Produção & Lucros (24 de maio de 1959)

Não foram poucos os govêrnos, que, em suas plataformas políticas, focalizaram de maneira entusiástica, o trinômio “produção, transportes, alimentação”.

Igualmente não foram poucas as explorações que em tôrno dêsse verdadeiro conjunto étnico giraram, dando “cartaz” a alguns e “acabando com a saúde” de outros.

Pelo que vimos até aqui, desde que nos conhecemos por gente, nesse particular, foi exatamente algo de abjeto, algo de descontrolado, muito de condenável. No Brasil, desgraçadamente, mercê do desapôio à lavoura e em virtude da falta de amparo oficial no que tange ao financiamento, fornecimento de sementes, adubos e inseticidas, sem contar-se com as dificuldades de obtenção e os preços proibitivos de máquinas e implementos, as coisas caminham para traz, como os caranguejos. Quando maior é a safra anual de determinados cereais, mais caro se torna o produto e mais ricos ficam os intermediários, empobrecendo-se mais ainda os produtores, principalmente os pequenos.

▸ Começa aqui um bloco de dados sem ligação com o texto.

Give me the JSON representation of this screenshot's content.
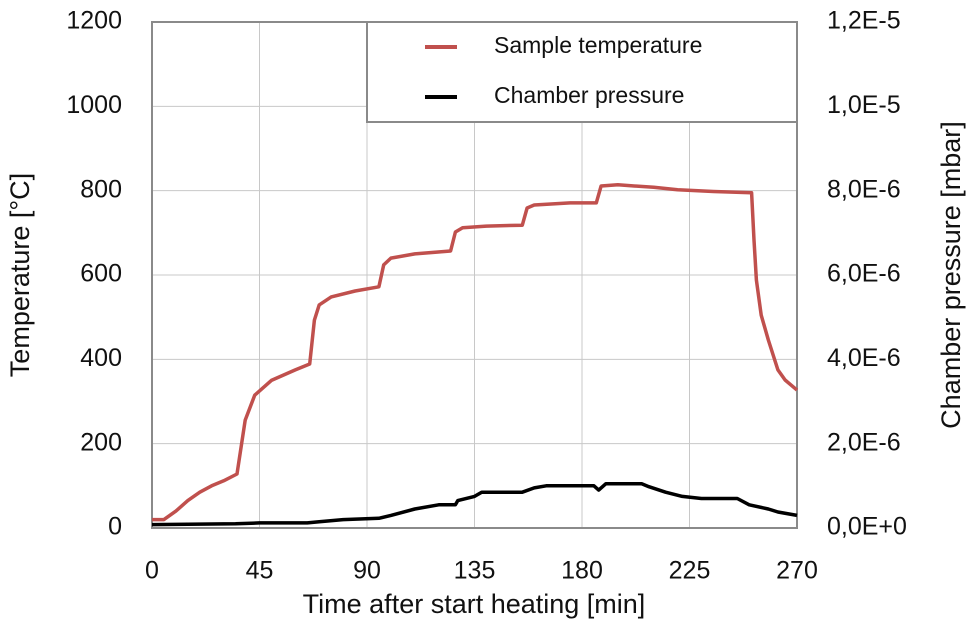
{
  "chart_data": {
    "type": "line",
    "xlabel": "Time after start heating [min]",
    "ylabel": "Temperature [°C]",
    "y2label": "Chamber pressure [mbar]",
    "xlim": [
      0,
      270
    ],
    "xticks": [
      0,
      45,
      90,
      135,
      180,
      225,
      270
    ],
    "ylim": [
      0,
      1200
    ],
    "yticks": [
      0,
      200,
      400,
      600,
      800,
      1000,
      1200
    ],
    "y2lim": [
      0,
      1.2e-05
    ],
    "y2ticks": [
      {
        "value": 0,
        "label": "0,0E+0"
      },
      {
        "value": 2e-06,
        "label": "2,0E-6"
      },
      {
        "value": 4e-06,
        "label": "4,0E-6"
      },
      {
        "value": 6e-06,
        "label": "6,0E-6"
      },
      {
        "value": 8e-06,
        "label": "8,0E-6"
      },
      {
        "value": 1e-05,
        "label": "1,0E-5"
      },
      {
        "value": 1.2e-05,
        "label": "1,2E-5"
      }
    ],
    "grid": true,
    "legend": "upper right",
    "series": [
      {
        "name": "Sample temperature",
        "color": "#c0504d",
        "x": [
          0,
          5,
          10,
          15,
          20,
          25,
          30,
          35.6,
          39,
          43,
          50,
          60,
          66,
          68,
          70,
          75,
          85,
          95,
          97,
          100,
          110,
          125,
          127,
          130,
          140,
          155,
          157,
          160,
          175,
          186,
          188,
          195,
          210,
          220,
          235,
          251,
          252,
          253,
          255,
          258,
          262,
          265,
          270
        ],
        "values": [
          20,
          20,
          40,
          65,
          85,
          100,
          112,
          128,
          256,
          315,
          350,
          375,
          389,
          493,
          529,
          548,
          562,
          572,
          624,
          640,
          650,
          657,
          702,
          712,
          716,
          718,
          759,
          766,
          771,
          771,
          811,
          814,
          808,
          802,
          798,
          795,
          683,
          588,
          505,
          446,
          375,
          351,
          327
        ]
      },
      {
        "name": "Chamber pressure",
        "color": "#000000",
        "axis": "y2",
        "x": [
          0,
          35,
          45,
          65,
          70,
          80,
          95,
          100,
          110,
          120,
          127,
          128,
          135,
          138,
          155,
          160,
          165,
          185,
          187,
          190,
          205,
          208,
          215,
          222,
          230,
          245,
          250,
          258,
          262,
          270
        ],
        "values": [
          8e-08,
          1e-07,
          1.2e-07,
          1.2e-07,
          1.5e-07,
          2e-07,
          2.3e-07,
          3e-07,
          4.5e-07,
          5.5e-07,
          5.5e-07,
          6.5e-07,
          7.5e-07,
          8.5e-07,
          8.5e-07,
          9.5e-07,
          1e-06,
          1e-06,
          9e-07,
          1.05e-06,
          1.05e-06,
          9.8e-07,
          8.5e-07,
          7.5e-07,
          7e-07,
          7e-07,
          5.5e-07,
          4.5e-07,
          3.8e-07,
          3e-07
        ]
      }
    ]
  }
}
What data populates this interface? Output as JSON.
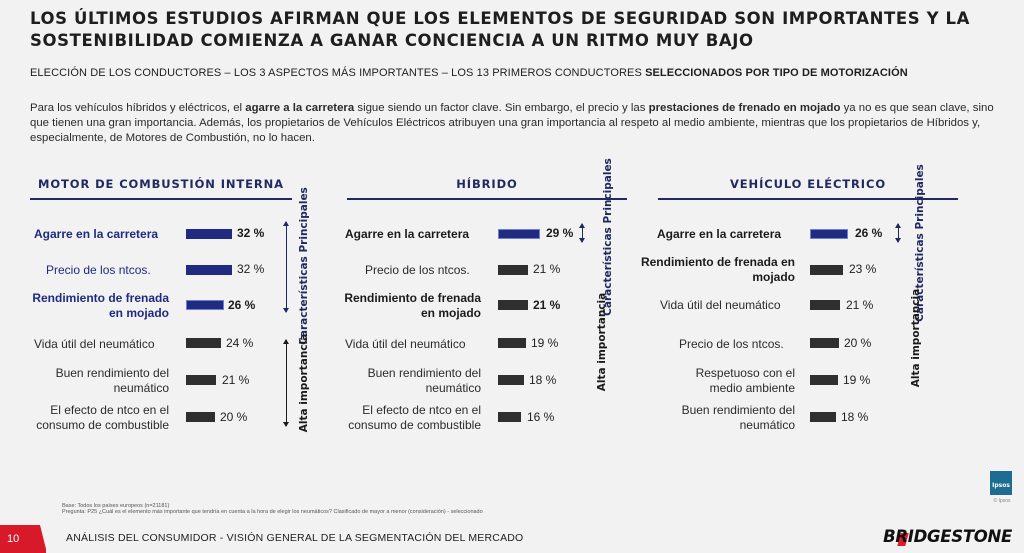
{
  "title": "LOS ÚLTIMOS ESTUDIOS AFIRMAN QUE LOS ELEMENTOS DE SEGURIDAD SON IMPORTANTES Y LA SOSTENIBILIDAD COMIENZA A GANAR CONCIENCIA A UN RITMO MUY BAJO",
  "subtitle": {
    "normal": "ELECCIÓN DE LOS CONDUCTORES – LOS 3 ASPECTOS MÁS IMPORTANTES – LOS 13 PRIMEROS CONDUCTORES ",
    "bold": "SELECCIONADOS POR TIPO DE MOTORIZACIÓN"
  },
  "intro": {
    "p1": "Para los vehículos híbridos y eléctricos, el ",
    "b1": "agarre a la carretera",
    "p2": " sigue siendo un factor clave. Sin embargo, el precio y las ",
    "b2": "prestaciones de frenado en mojado",
    "p3": " ya no es que sean clave, sino que tienen una gran importancia. Además, los propietarios de Vehículos Eléctricos atribuyen una gran importancia al respeto al medio ambiente, mientras que los propietarios de Híbridos y, especialmente, de Motores de Combustión, no lo hacen."
  },
  "colors": {
    "navy": "#1f2a80",
    "dark_bar": "#2f2f2f",
    "brand_red": "#d7192a"
  },
  "columns": [
    {
      "heading": "MOTOR DE COMBUSTIÓN INTERNA",
      "rows": [
        {
          "label": "Agarre en la carretera",
          "value": "32 %",
          "pct": 32
        },
        {
          "label": "Precio de los ntcos.",
          "value": "32 %",
          "pct": 32
        },
        {
          "label": "Rendimiento de frenada en mojado",
          "value": "26 %",
          "pct": 26
        },
        {
          "label": "Vida útil del neumático",
          "value": "24 %",
          "pct": 24
        },
        {
          "label": "Buen rendimiento del neumático",
          "value": "21 %",
          "pct": 21
        },
        {
          "label": "El efecto de ntco en el consumo de combustible",
          "value": "20 %",
          "pct": 20
        }
      ]
    },
    {
      "heading": "HÍBRIDO",
      "rows": [
        {
          "label": "Agarre en la carretera",
          "value": "29 %",
          "pct": 29
        },
        {
          "label": "Precio de los ntcos.",
          "value": "21 %",
          "pct": 21
        },
        {
          "label": "Rendimiento de frenada en mojado",
          "value": "21 %",
          "pct": 21
        },
        {
          "label": "Vida útil del neumático",
          "value": "19 %",
          "pct": 19
        },
        {
          "label": "Buen rendimiento del neumático",
          "value": "18 %",
          "pct": 18
        },
        {
          "label": "El efecto de ntco en el consumo de combustible",
          "value": "16 %",
          "pct": 16
        }
      ]
    },
    {
      "heading": "VEHÍCULO ELÉCTRICO",
      "rows": [
        {
          "label": "Agarre en la carretera",
          "value": "26 %",
          "pct": 26
        },
        {
          "label": "Rendimiento de frenada en mojado",
          "value": "23 %",
          "pct": 23
        },
        {
          "label": "Vida útil del neumático",
          "value": "21 %",
          "pct": 21
        },
        {
          "label": "Precio de los ntcos.",
          "value": "20 %",
          "pct": 20
        },
        {
          "label": "Respetuoso con el medio ambiente",
          "value": "19 %",
          "pct": 19
        },
        {
          "label": "Buen rendimiento del neumático",
          "value": "18 %",
          "pct": 18
        }
      ]
    }
  ],
  "side_labels": {
    "key": "Características Principales",
    "high": "Alta importancia"
  },
  "footnote": {
    "base": "Base: Todos los países europeos (n=21181)",
    "question": "Pregunta: P25 ¿Cuál es el elemento más importante que tendría en cuenta a la hora de elegir los neumáticos? Clasificado de mayor a menor (consideración) - seleccionado"
  },
  "ipsos": {
    "logo": "Ipsos",
    "caption": "© Ipsos"
  },
  "footer": {
    "page": "10",
    "text": "ANÁLISIS DEL CONSUMIDOR - VISIÓN GENERAL DE LA SEGMENTACIÓN DEL MERCADO",
    "brand": "BRIDGESTONE"
  }
}
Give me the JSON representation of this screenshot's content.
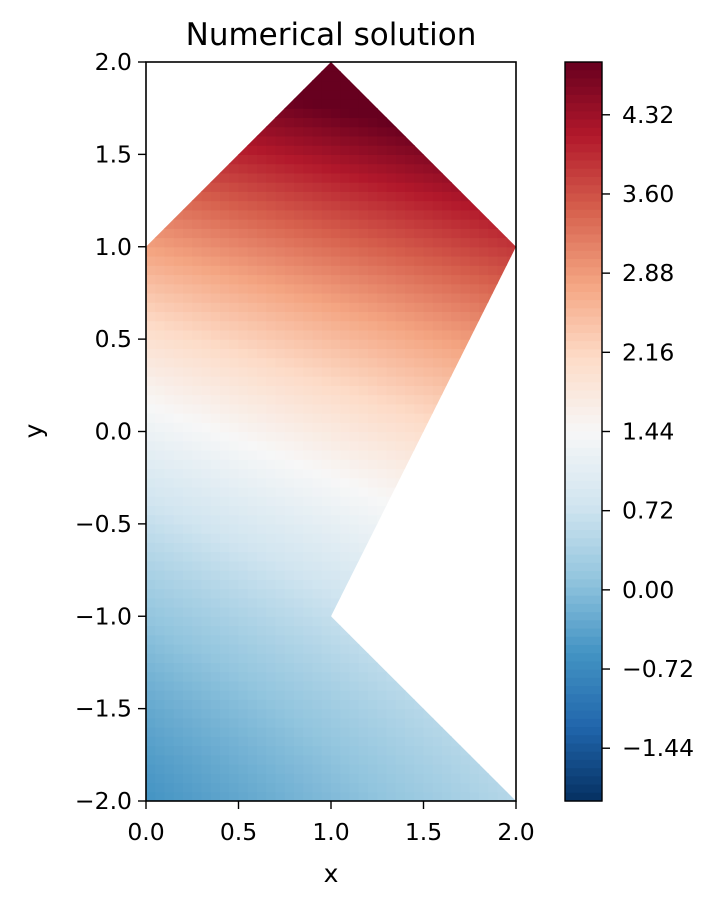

Quando o problema se apresenta sob outra faceta, isto é, quando a produção “aparenta” ser insuficiente para o consumo interno, de determinadas regiões, recorre-se ao sistema de “importação interna”, proporcionando, em certos casos, maiores e melhores lucros aos intermediários, que desviam as mercadorias, por diversos tipos de transporte, para os centros onde a falta é mais acentuada, os preços melhores e o dinheiro mais sonante.

De qualquer modo, o público consumidor é o que sempre “paga o pato” com essa “marmelada” tôda, com essa falta de desgoverno.

Hoje em dia, o fenômeno da ganância não tem paralelo. O intermediário (salvo os que não podem fazer mais porque o capital ou o crédito não sejam mais elásticos), com poucas exceções honrosas, não tem limites à ganância de lucros. Vez por outra, tomamos conhecimentos de “estouros” comerciais dêsse jaez.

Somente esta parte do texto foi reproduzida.